Première réunion du comité de suivi sur l’article 80 au ministère des Solidarités et de la Santé – 2018

Le 22 novembre s’est tenue la première réunion du comité de suivi dans le cadre des négociations actuelles sur la mise en place de l’article 80, réunion appelée de ses vœux par la CNSA. Réunissant les représentants de l’Etat, les fédérations hospitalières et les fédérations ambulancières, cette commission a pour but de répertorier tous les dysfonctionnements dans le déploiement de la mise en application de l’article 80 sur les territoires et de servir de plateforme d’échange entre les fédérations hospitalières et les ambulanciers.

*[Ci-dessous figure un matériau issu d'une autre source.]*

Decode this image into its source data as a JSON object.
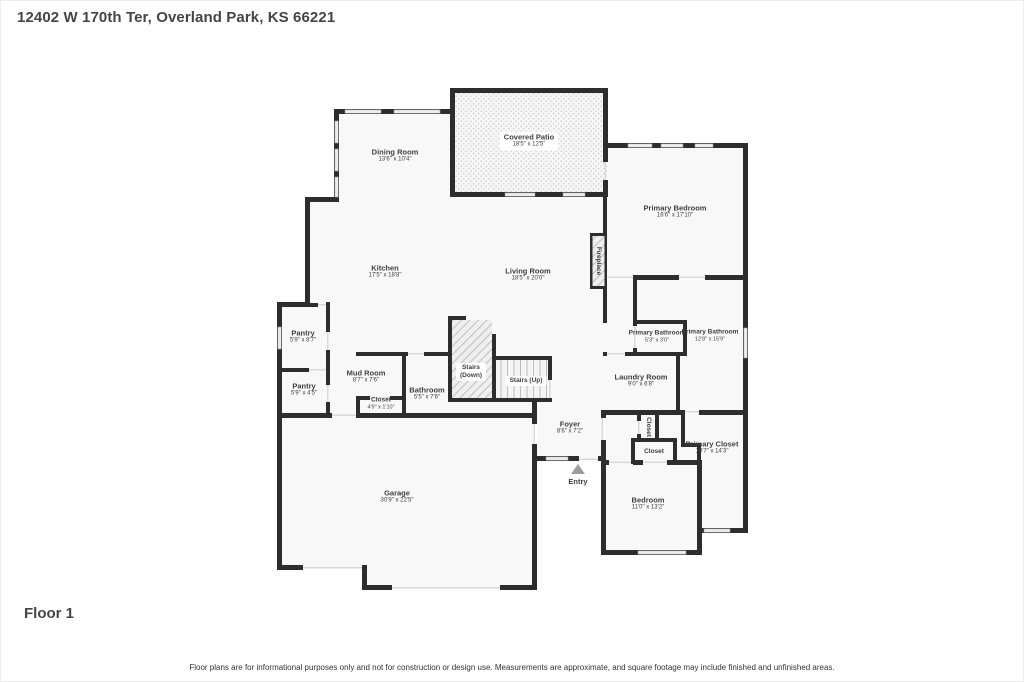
{
  "page": {
    "title": "12402 W 170th Ter, Overland Park, KS 66221",
    "floor_label": "Floor 1",
    "disclaimer": "Floor plans are for informational purposes only and not for construction or design use. Measurements are approximate, and square footage may include finished and unfinished areas."
  },
  "rooms": {
    "dining_room": {
      "name": "Dining Room",
      "dims": "13'6\" x 10'4\""
    },
    "covered_patio": {
      "name": "Covered Patio",
      "dims": "18'5\" x 12'5\""
    },
    "primary_bedroom": {
      "name": "Primary Bedroom",
      "dims": "16'6\" x 17'10\""
    },
    "kitchen": {
      "name": "Kitchen",
      "dims": "17'5\" x 18'8\""
    },
    "living_room": {
      "name": "Living Room",
      "dims": "18'5\" x 20'0\""
    },
    "fireplace": {
      "name": "Fireplace"
    },
    "pantry_upper": {
      "name": "Pantry",
      "dims": "5'9\" x 8'7\""
    },
    "pantry_lower": {
      "name": "Pantry",
      "dims": "5'9\" x 4'5\""
    },
    "mud_room": {
      "name": "Mud Room",
      "dims": "8'7\" x 7'6\""
    },
    "mud_closet": {
      "name": "Closet",
      "dims": "4'9\" x 1'10\""
    },
    "bathroom": {
      "name": "Bathroom",
      "dims": "5'5\" x 7'6\""
    },
    "stairs_down": {
      "name": "Stairs",
      "sub": "(Down)"
    },
    "stairs_up": {
      "name": "Stairs (Up)"
    },
    "primary_bathroom_wc": {
      "name": "Primary Bathroom",
      "dims": "5'3\" x 3'0\""
    },
    "primary_bathroom": {
      "name": "Primary Bathroom",
      "dims": "12'8\" x 15'9\""
    },
    "laundry_room": {
      "name": "Laundry Room",
      "dims": "9'0\" x 6'8\""
    },
    "foyer": {
      "name": "Foyer",
      "dims": "8'6\" x 7'2\""
    },
    "closet_hall": {
      "name": "Closet"
    },
    "closet_bedroom": {
      "name": "Closet"
    },
    "primary_closet": {
      "name": "Primary Closet",
      "dims": "10'7\" x 14'3\""
    },
    "garage": {
      "name": "Garage",
      "dims": "30'9\" x 22'5\""
    },
    "bedroom": {
      "name": "Bedroom",
      "dims": "11'0\" x 13'2\""
    },
    "entry": {
      "name": "Entry"
    }
  },
  "colors": {
    "wall": "#2d2d2d",
    "floor": "#f8f8f8",
    "window": "#ececec",
    "opening": "#d9d9d9",
    "label_text": "#3f3f3f"
  }
}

Après avoir rappelé que l’enveloppe transport a été assujettie à une gestion erratique pendant près de dix ans par l’Assurance maladie, la CNSA a insisté sur la nécessité de ne pas raisonner en cloisonnant les activités. En effet, l’Etat fait porter aux établissements une fraction de l’activité du transport sanitaire concernée par l’article 80 pour couvrir l’ensemble de la permanence H24. L’optimisation de l’organisation ne peut donc pas se faire à partir d’un schéma calqué sur une fraction de l’activité du secteur, auquel cas les dépenses seront bien plus élevées pour les établissements de santé, ce qui risque de conduire à des confrontations sur le terrain. Les entreprises de transport sanitaire ne pourront pas répondre aux nouvelles exigences qui vont au-delà de celles qui étaient demandées par l’Assurance maladie, à moins de proposer des tarifs supérieurs correspondant aux nouvelles contraintes imposées. De plus, la Chambre a mis l’accent sur le nécessaire respect du code de la santé publique et la définition de nouveaux moyens de traçabilité et d’évaluation.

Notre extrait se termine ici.